American Bluegrass is a well chosen blend of different Kentucky Bluegrasses that are recognized for their dark blue green color.The leaf blades are medium to fine, creating the soft feel we expect from bluegrass. It has a fine leaf texture that makes it luxurious to walk barefoot on……. something you would want to take your shoes off and run through. American Blue is chosen for drought tolerance and performs well in full sun or shade. We offer quality sod that grows from new seed each year. It can make any yard a lush and green lawn for many years to come.
- Dark blue-green color
- Medium to fine leaf texture
- Soft feel
- Full sun to shade
- Drought tolerant
For more information, download the American Blue pdf
You may be thinking, “I’ve seen a lot of grass and none of it’s blue!” You’re right. Kentucky Bluegrass (KB) is a funny name, as it turns out, because it didn’t come from Kentucky and lawns of KB are green, not blue.
Although it’s the most popular grass in North America, Kentucky Bluegrass isn’t native to North America. Instead, it’s native to Europe, Asia and Northern Africa. European settlers most likely brought it with them when they settled in North America.
Kentucky Bluegrass forms beautiful, lush green lawns. Its root system interweaves in a way that makes it particularly dense.
TICKLING YOUR TOES!!
When you think of walking barefoot on a beautiful carpet of green grass, it’s KB you’re thinking of. KB is used often in parks and to create sports fields, too.
In the summer, KB will grow about one to two inches per week in normal weather conditions. Experts recommend mowing lawns at a height of about two inches for an ideal lawn.
As KB is not named for its leaves because they’re always green.
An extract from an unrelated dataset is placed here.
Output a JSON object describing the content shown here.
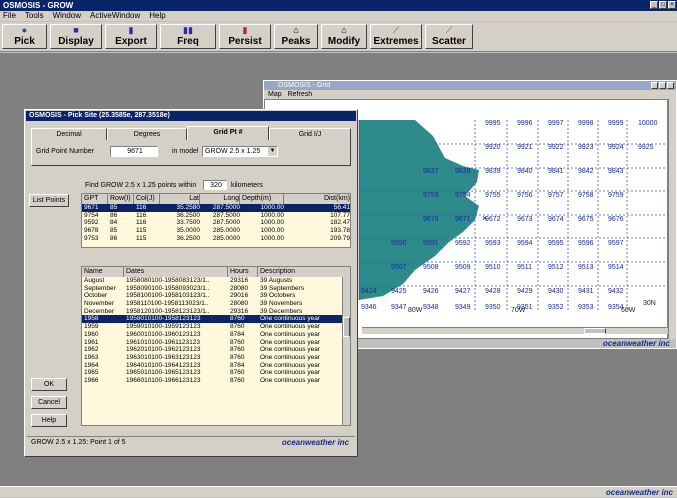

Since it’s used mainly for lawns and kept short, it always appears green.
The Kentucky part of KB came about as a result of Europeans naming the northern part of modern-day Kentucky the Bluegrass Region, because of the huge meadows of blue-flowered grass that grew there. If you’re lucky enough to find a field of KB that has grown to its natural height, you’ll definitely see where the name bluegrass comes from!
Today, more than 100 varieties of KB have been developed. Since the 1950s, nearly all KB seed has been produced by specialized farms in Washington, Oregon and Idaho.